Landscape photog loses £10k prize after photoshop work discovered.

Well looking at some of the competition entries you have to wonder :)

Hi Michael: I love this part quote from the L&CPU web site (Objectives)

"... the advancement of the science and practice of the art of photography..."

The picture would have triumphed with the Union then!

Ha! ain't life and art one and the same eh?
 
Fascinating insight into the UK scene you've given us Michael. Very like Midsomer Murders on perpetual re-run here. The TV reviewers chuckle at how implausible so many murders are for such a pretty place. Maybe their disbelief is naive. I remember a number of episodes around paintings and at least a couple around photography.

Ha ,spot on.
I well remember the time that I went to the clubs annual barbecue.
It was traditional to have a croquet competition ...my daughter and I won.
It wasn`t a smart move :)

You may notice that on that web site there is a group who call themselves Wigan ten.

These are considered the elite and you can only join that group by invitation :).

Its hilarious except for the mono culture approach to photography that it fosters.
 
That really is a nice picture.

Having no knowledge of the amount of manipulation employed, when it reaches a certain level of graphic manipulation it should be called a photo-graphic, not a picture. Pictures are harder to come by. It takes alot of diligent searching, waiting, and money spent to come across natural landscape scenes that stir our senses, and even then it takes a little adjustment to display what our eyes witnessed. Anything beyond levels (or curves) plus a little sharpening is a photo-graphic to me.
 
A picture? A painting is a picture. A drawing is a picture. An etching is a picture, etc.

A photograph is an image made by light on a light sensitive surface. There, that's it. If people prefer straight photography, they can call it "straight photography" no need to reorder the whole darn thing just because it is inclusive of something one personally doesn't find appealing.
 
This is mild compared to the controversy that has been brewing in Taiwanese photographic circles recently. Not only were the photos being 'shopped (e.g. sky from Argentina used in landscape of Taiwan), but the photogs 'shopping them were students of the judges. Not just in one competition but in multiple competitions over a substantial period of time.
 
This is mild compared to the controversy that has been brewing in Taiwanese photographic circles recently. Not only were the photos being 'shopped (e.g. sky from Argentina used in landscape of Taiwan), but the photogs 'shopping them were students of the judges. Not just in one competition but in multiple competitions over a substantial period of time.

We , in the UK , still have a long way to go then :)
 
You sound desperate, a comp is not a photo. Writhe around all you want.

An imitation photograph would be something like a photorealistic painting. Not a photograph made from photographs. That would just be a photograph, definitively. ;)
 
I use Photoshop mostly for the kinds of adjustments that I usually made in the darkroom through dodging, burning, chemical manipulation, choice of paper, etc. For my personal use I have no problem retouching out an object that intrudes into the frame that I missed while photographing, though I rarely do it. I know my job is not to miss it, but I'm content to catch it on the second go-round if the image is otherwise important to me.

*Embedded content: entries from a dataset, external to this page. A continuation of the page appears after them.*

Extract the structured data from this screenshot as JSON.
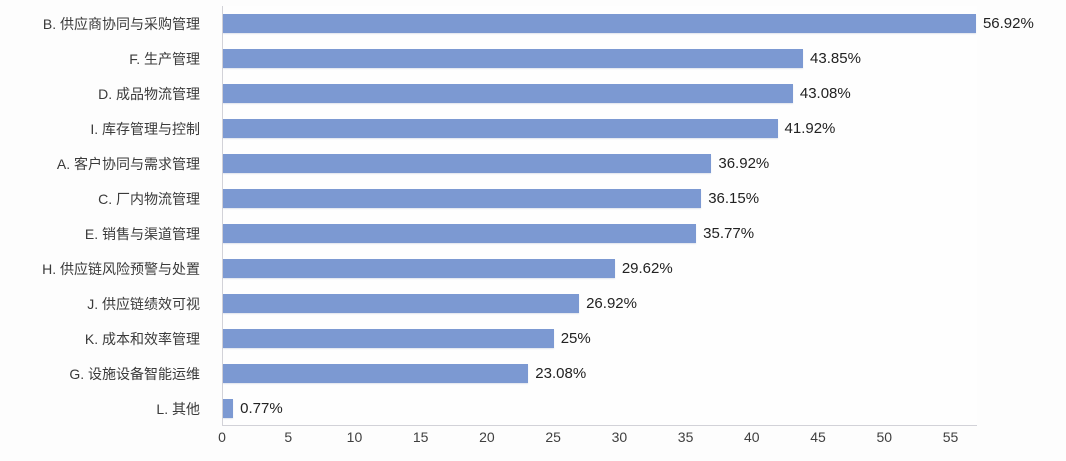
{
  "chart_data": {
    "type": "bar",
    "orientation": "horizontal",
    "title": "",
    "xlabel": "",
    "ylabel": "",
    "categories": [
      "B. 供应商协同与采购管理",
      "F. 生产管理",
      "D. 成品物流管理",
      "I. 库存管理与控制",
      "A. 客户协同与需求管理",
      "C. 厂内物流管理",
      "E. 销售与渠道管理",
      "H. 供应链风险预警与处置",
      "J. 供应链绩效可视",
      "K. 成本和效率管理",
      "G. 设施设备智能运维",
      "L. 其他"
    ],
    "values": [
      56.92,
      43.85,
      43.08,
      41.92,
      36.92,
      36.15,
      35.77,
      29.62,
      26.92,
      25,
      23.08,
      0.77
    ],
    "value_labels": [
      "56.92%",
      "43.85%",
      "43.08%",
      "41.92%",
      "36.92%",
      "36.15%",
      "35.77%",
      "29.62%",
      "26.92%",
      "25%",
      "23.08%",
      "0.77%"
    ],
    "x_ticks": [
      0,
      5,
      10,
      15,
      20,
      25,
      30,
      35,
      40,
      45,
      50,
      55
    ],
    "xlim": [
      0,
      57
    ],
    "grid": false,
    "legend_position": "none",
    "bar_color": "#7C99D2"
  }
}
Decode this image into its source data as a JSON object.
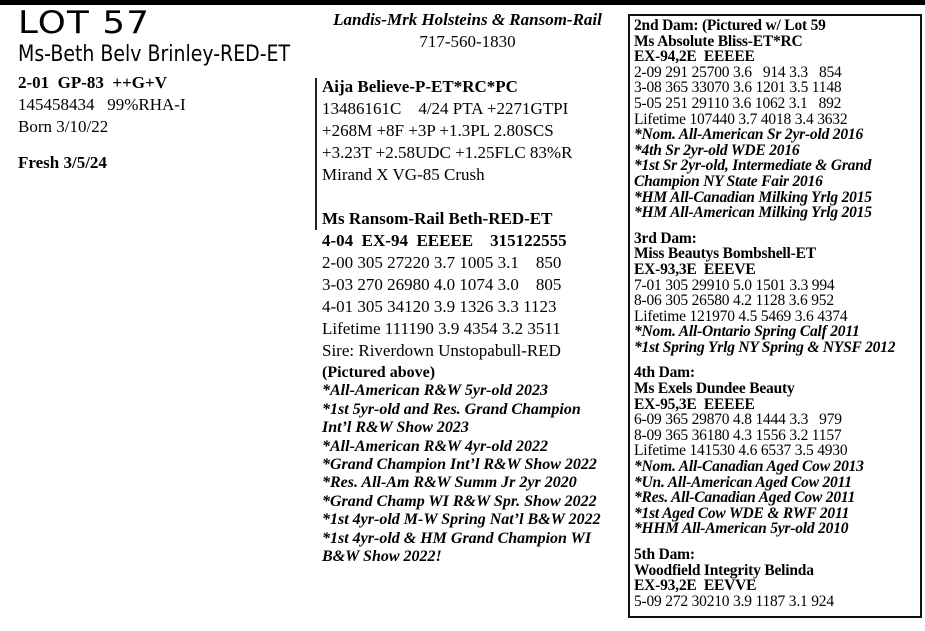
{
  "lot": {
    "label": "LOT 57",
    "name": "Ms-Beth Belv Brinley-RED-ET",
    "classification": "2-01  GP-83  ++G+V",
    "reg": "145458434   99%RHA-I",
    "born": "Born 3/10/22",
    "fresh": "Fresh 3/5/24"
  },
  "consignor": {
    "name": "Landis-Mrk Holsteins & Ransom-Rail",
    "phone": "717-560-1830"
  },
  "sire": {
    "name": "Aija Believe-P-ET*RC*PC",
    "lines": [
      "13486161C    4/24 PTA +2271GTPI",
      "+268M +8F +3P +1.3PL 2.80SCS",
      "+3.23T +2.58UDC +1.25FLC 83%R",
      "Mirand X VG-85 Crush"
    ]
  },
  "dam": {
    "name": "Ms Ransom-Rail Beth-RED-ET",
    "classification": "4-04  EX-94  EEEEE    315122555",
    "records": [
      "2-00 305 27220 3.7 1005 3.1    850",
      "3-03 270 26980 4.0 1074 3.0    805",
      "4-01 305 34120 3.9 1326 3.3 1123",
      "Lifetime 111190 3.9 4354 3.2 3511",
      "Sire: Riverdown Unstopabull-RED"
    ],
    "pictured": "(Pictured above)",
    "awards": [
      "*All-American R&W 5yr-old 2023",
      "*1st 5yr-old and Res. Grand Champion",
      "Int’l R&W Show 2023",
      "*All-American R&W 4yr-old 2022",
      "*Grand Champion Int’l R&W Show 2022",
      "*Res. All-Am R&W Summ Jr 2yr 2020",
      "*Grand Champ WI R&W Spr. Show 2022",
      "*1st 4yr-old M-W Spring Nat’l B&W 2022",
      "*1st 4yr-old & HM Grand Champion WI",
      "B&W Show 2022!"
    ]
  },
  "dams": [
    {
      "heading": "2nd Dam: (Pictured w/ Lot 59",
      "name": "Ms Absolute Bliss-ET*RC",
      "classification": "EX-94,2E  EEEEE",
      "records": [
        "2-09 291 25700 3.6   914 3.3   854",
        "3-08 365 33070 3.6 1201 3.5 1148",
        "5-05 251 29110 3.6 1062 3.1   892",
        "Lifetime 107440 3.7 4018 3.4 3632"
      ],
      "awards": [
        "*Nom. All-American Sr 2yr-old 2016",
        "*4th Sr 2yr-old WDE 2016",
        "*1st Sr 2yr-old, Intermediate & Grand",
        "Champion NY State Fair 2016",
        "*HM All-Canadian Milking Yrlg 2015",
        "*HM All-American Milking Yrlg 2015"
      ]
    },
    {
      "heading": "3rd Dam:",
      "name": "Miss Beautys Bombshell-ET",
      "classification": "EX-93,3E  EEEVE",
      "records": [
        "7-01 305 29910 5.0 1501 3.3 994",
        "8-06 305 26580 4.2 1128 3.6 952",
        "Lifetime 121970 4.5 5469 3.6 4374"
      ],
      "awards": [
        "*Nom. All-Ontario Spring Calf 2011",
        "*1st Spring Yrlg NY Spring & NYSF 2012"
      ]
    },
    {
      "heading": "4th Dam:",
      "name": "Ms Exels Dundee Beauty",
      "classification": "EX-95,3E  EEEEE",
      "records": [
        "6-09 365 29870 4.8 1444 3.3   979",
        "8-09 365 36180 4.3 1556 3.2 1157",
        "Lifetime 141530 4.6 6537 3.5 4930"
      ],
      "awards": [
        "*Nom. All-Canadian Aged Cow 2013",
        "*Un. All-American Aged Cow 2011",
        "*Res. All-Canadian Aged Cow 2011",
        "*1st Aged Cow WDE & RWF 2011",
        "*HHM All-American 5yr-old 2010"
      ]
    },
    {
      "heading": "5th Dam:",
      "name": "Woodfield Integrity Belinda",
      "classification": "EX-93,2E  EEVVE",
      "records": [
        "5-09 272 30210 3.9 1187 3.1 924"
      ],
      "awards": []
    }
  ]
}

For your own pictures -- for your wall or for sale -- you get to make the rulebook, but competitions have their own. I would probably not drop in a cloud, but as others have pointed out, it was done in the darkroom too, and has a long history. Jerry Uelsmann's creative manipulations are certainly legitimate, unless they were to try to pass themselves off as straight, documentary images -- which would be a tough sell, admittedly.

I enjoy doing fairly straight photography, using photoshop as a pretty traditional darkroom equivalent. But as long as a photo does not misrepresent itself, I'm fine with even extreme photoshop practices. It's been some time since photography could be excepted naively as a direct representation of the world before the lens.